Effetti collaterali locali

Abbiamo detto che una funzione pura non deve avere effetti collaterali. Consideriamo la seguente funzione:

function sum(listOfIntegers) {
   let result = 0;
   for (let i of listOfIntegers) {
      result = result + i;
   }
   return result;
}

Essa restituisce la somma degli interi contenuti in un array. Il calcolo si basa su un ciclo ed una variabile che fa da accumulatore delle somme parziali. Ad ogni iterazione del ciclo viene modificata la variabile locale result, ed in effetti questo è un effetto collaterale delle istruzioni del ciclo. In altre parole, se considerassimo il ciclo for come una funzione, essa non sarebbe pura. Tuttavia, l'effetto esterno della funzione sum() è quello di una funzione pura: a parità di input otterremo sempre lo stesso output. L'effetto collaterale locale non influenza l'ambiente esterno, per cui possiamo accettare situazioni di questo tipo, in quanto viene mantenuta la trasparenza referenziale.

La necessità di funzioni non-pure

Parlando della distinzione tra funzioni pure e non pure, abbiamo messo in risalto il fatto che le funzioni pure presentano una serie di vantaggi, come la testabilità, la semplicità di refactoring o l'applicazione di tecniche di ottimizzazione come la memoization.
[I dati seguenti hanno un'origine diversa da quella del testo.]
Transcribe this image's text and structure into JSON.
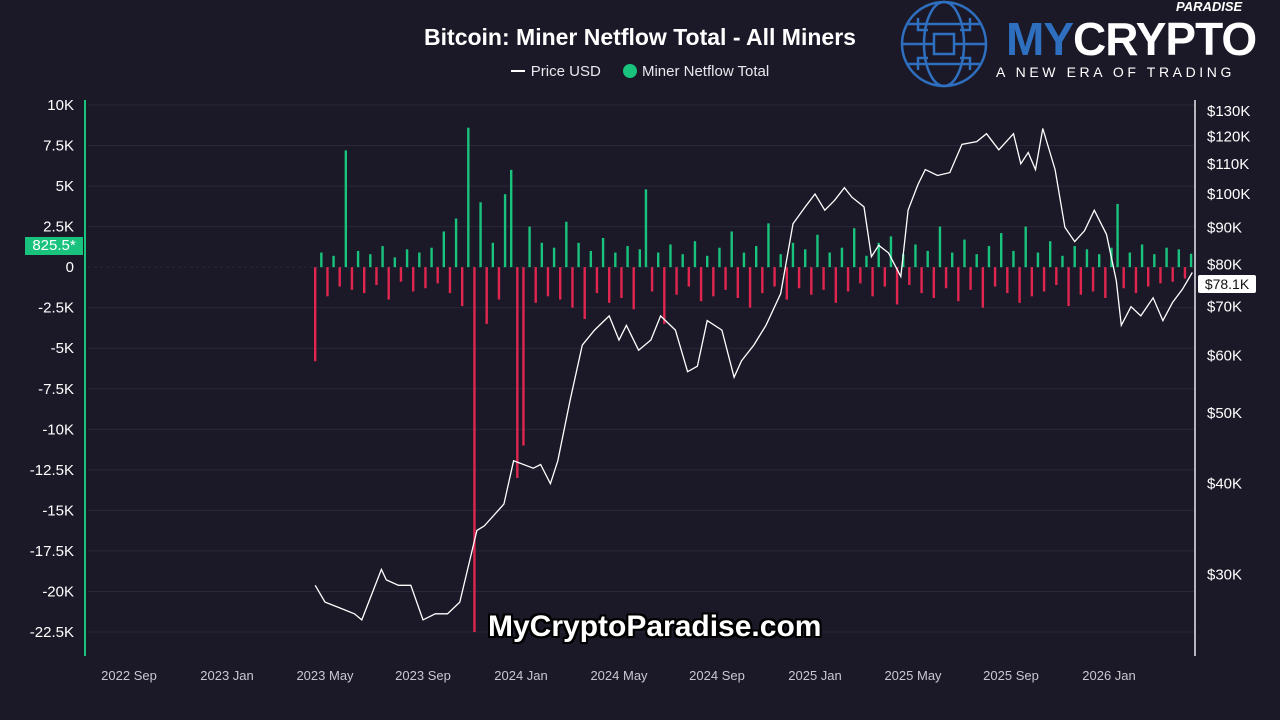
{
  "chart_data": {
    "type": "bar+line",
    "title": "Bitcoin: Miner Netflow Total - All Miners",
    "legend": [
      {
        "name": "Price USD",
        "color": "#ffffff",
        "marker": "line"
      },
      {
        "name": "Miner Netflow Total",
        "color": "#19c37d",
        "marker": "dot"
      }
    ],
    "legend_placement": "top-center",
    "x_ticks": [
      "2022 Sep",
      "2023 Jan",
      "2023 May",
      "2023 Sep",
      "2024 Jan",
      "2024 May",
      "2024 Sep",
      "2025 Jan",
      "2025 May",
      "2025 Sep",
      "2026 Jan"
    ],
    "x_unit": "months since 2022 Sep",
    "left_axis": {
      "label": "Miner Netflow Total",
      "ticks": [
        "10K",
        "7.5K",
        "5K",
        "2.5K",
        "0",
        "-2.5K",
        "-5K",
        "-7.5K",
        "-10K",
        "-12.5K",
        "-15K",
        "-17.5K",
        "-20K",
        "-22.5K"
      ],
      "range": [
        -22500,
        10000
      ]
    },
    "right_axis": {
      "label": "Price USD",
      "scale": "log",
      "ticks": [
        "$130K",
        "$120K",
        "$110K",
        "$100K",
        "$90K",
        "$80K",
        "$70K",
        "$60K",
        "$50K",
        "$40K",
        "$30K"
      ],
      "tick_values": [
        130,
        120,
        110,
        100,
        90,
        80,
        70,
        60,
        50,
        40,
        30
      ],
      "range_k": [
        30,
        130
      ]
    },
    "current_netflow_label": "825.5*",
    "current_price_label": "$78.1K",
    "colors": {
      "positive": "#19c37d",
      "negative": "#e0264f",
      "price": "#ffffff",
      "left_axis_line": "#19c37d"
    },
    "netflow": {
      "start_month": 7.6,
      "step_month": 0.25,
      "values": [
        -5800,
        900,
        -1800,
        700,
        -1200,
        7200,
        -1400,
        1000,
        -1600,
        800,
        -1100,
        1300,
        -2000,
        600,
        -900,
        1100,
        -1500,
        900,
        -1300,
        1200,
        -1000,
        2200,
        -1600,
        3000,
        -2400,
        8600,
        -22500,
        4000,
        -3500,
        1500,
        -2000,
        4500,
        6000,
        -13000,
        -11000,
        2500,
        -2200,
        1500,
        -1800,
        1200,
        -2000,
        2800,
        -2500,
        1500,
        -3200,
        1000,
        -1600,
        1800,
        -2200,
        900,
        -1900,
        1300,
        -2600,
        1100,
        4800,
        -1500,
        900,
        -3500,
        1400,
        -1700,
        800,
        -1200,
        1600,
        -2100,
        700,
        -1800,
        1200,
        -1400,
        2200,
        -1900,
        900,
        -2500,
        1300,
        -1600,
        2700,
        -1200,
        800,
        -2000,
        1500,
        -1300,
        1100,
        -1700,
        2000,
        -1400,
        900,
        -2200,
        1200,
        -1500,
        2400,
        -1000,
        700,
        -1800,
        1500,
        -1200,
        1900,
        -2300,
        800,
        -1100,
        1400,
        -1600,
        1000,
        -1900,
        2500,
        -1300,
        900,
        -2100,
        1700,
        -1400,
        800,
        -2500,
        1300,
        -1200,
        2100,
        -1600,
        1000,
        -2200,
        2500,
        -1800,
        900,
        -1500,
        1600,
        -1100,
        700,
        -2400,
        1300,
        -1700,
        1100,
        -1500,
        800,
        -1900,
        1200,
        3900,
        -1300,
        900,
        -1600,
        1400,
        -1200,
        800,
        -1000,
        1200,
        -900,
        1100,
        -700,
        826
      ]
    },
    "price_k": [
      [
        7.6,
        29
      ],
      [
        8,
        27.5
      ],
      [
        8.6,
        27
      ],
      [
        9.2,
        26.5
      ],
      [
        9.5,
        26
      ],
      [
        10.3,
        30.5
      ],
      [
        10.5,
        29.5
      ],
      [
        11,
        29
      ],
      [
        11.5,
        29
      ],
      [
        12,
        26
      ],
      [
        12.5,
        26.5
      ],
      [
        13,
        26.5
      ],
      [
        13.5,
        27.5
      ],
      [
        14.2,
        34.5
      ],
      [
        14.5,
        35
      ],
      [
        15.3,
        37.5
      ],
      [
        15.7,
        43
      ],
      [
        16.5,
        42
      ],
      [
        16.8,
        42.5
      ],
      [
        17.2,
        40
      ],
      [
        17.5,
        43
      ],
      [
        18,
        52
      ],
      [
        18.5,
        62
      ],
      [
        19,
        65
      ],
      [
        19.6,
        68
      ],
      [
        20,
        63
      ],
      [
        20.3,
        66
      ],
      [
        20.8,
        61
      ],
      [
        21.3,
        63
      ],
      [
        21.7,
        68
      ],
      [
        22.3,
        65
      ],
      [
        22.8,
        57
      ],
      [
        23.2,
        58
      ],
      [
        23.6,
        67
      ],
      [
        24.2,
        65
      ],
      [
        24.7,
        56
      ],
      [
        25,
        59
      ],
      [
        25.5,
        62
      ],
      [
        26,
        66
      ],
      [
        26.6,
        73
      ],
      [
        27.1,
        91
      ],
      [
        27.6,
        96
      ],
      [
        28,
        100
      ],
      [
        28.4,
        95
      ],
      [
        28.8,
        98
      ],
      [
        29.2,
        102
      ],
      [
        29.5,
        99
      ],
      [
        30,
        96
      ],
      [
        30.3,
        82
      ],
      [
        30.6,
        85
      ],
      [
        31,
        83
      ],
      [
        31.5,
        77
      ],
      [
        31.8,
        95
      ],
      [
        32.2,
        103
      ],
      [
        32.5,
        108
      ],
      [
        33,
        106
      ],
      [
        33.5,
        107
      ],
      [
        34,
        117
      ],
      [
        34.6,
        118
      ],
      [
        35,
        121
      ],
      [
        35.5,
        115
      ],
      [
        36.1,
        121
      ],
      [
        36.4,
        110
      ],
      [
        36.7,
        114
      ],
      [
        37,
        108
      ],
      [
        37.3,
        123
      ],
      [
        37.8,
        108
      ],
      [
        38.2,
        90
      ],
      [
        38.6,
        86
      ],
      [
        39,
        89
      ],
      [
        39.4,
        95
      ],
      [
        39.9,
        88
      ],
      [
        40.3,
        76
      ],
      [
        40.5,
        66
      ],
      [
        40.9,
        70
      ],
      [
        41.3,
        68
      ],
      [
        41.8,
        72
      ],
      [
        42.2,
        67
      ],
      [
        42.6,
        71
      ],
      [
        43,
        74
      ],
      [
        43.4,
        78
      ]
    ]
  },
  "logo": {
    "brand_a": "MY",
    "brand_b": "CRYPTO",
    "sub": "PARADISE",
    "tagline": "A NEW ERA OF TRADING"
  },
  "watermark": "MyCryptoParadise.com"
}
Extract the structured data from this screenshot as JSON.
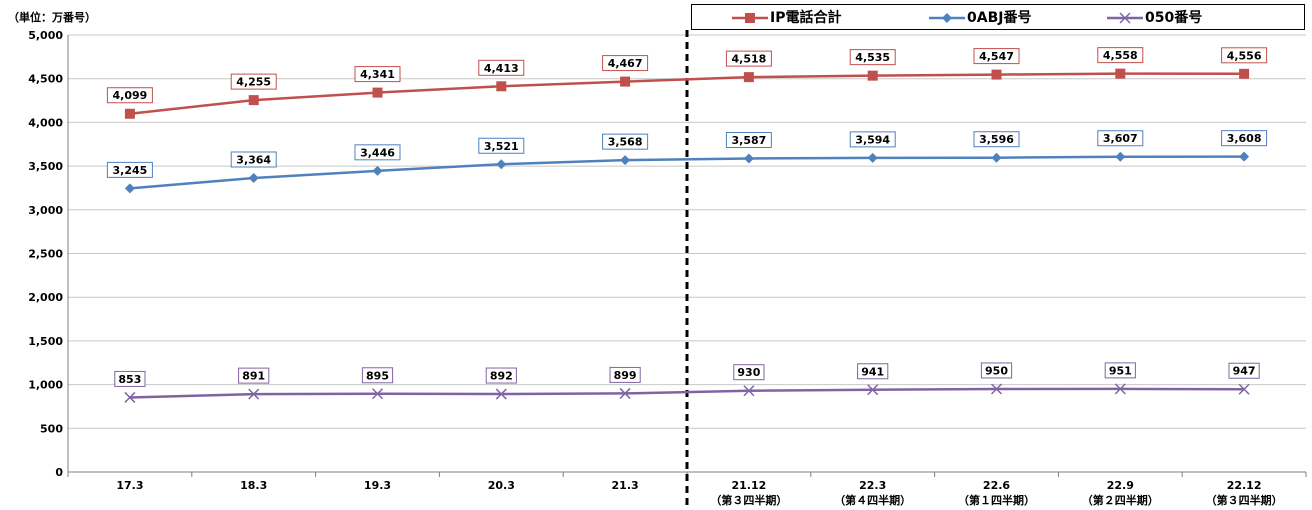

Abbiamo anche visto come in alcuni casi è possibile trasformare una funzione non pura in una funzione pura. Questi concetti sembrerebbero trasmettere l'idea che la modifica di un ambiente esterno tramite funzioni non pure sia sempre da evitare. Naturalmente questa idea è estrema. Nella pratica non avremo mai applicazioni che non necessitano di fare riferimento ad un ambiente esterno: basti pensare alla semplice gestione dell'input e dell'output.

L'idea della programmazione funzionale non è quella di eliminare l'esistenza delle funzioni non pure. L'idea è invece di scrivere quanto più possibile funzioni pure e deterministiche e ricorrere al minimo indispensabile, ma necessario, per generare effetti collaterali ed interagire con il mondo esterno.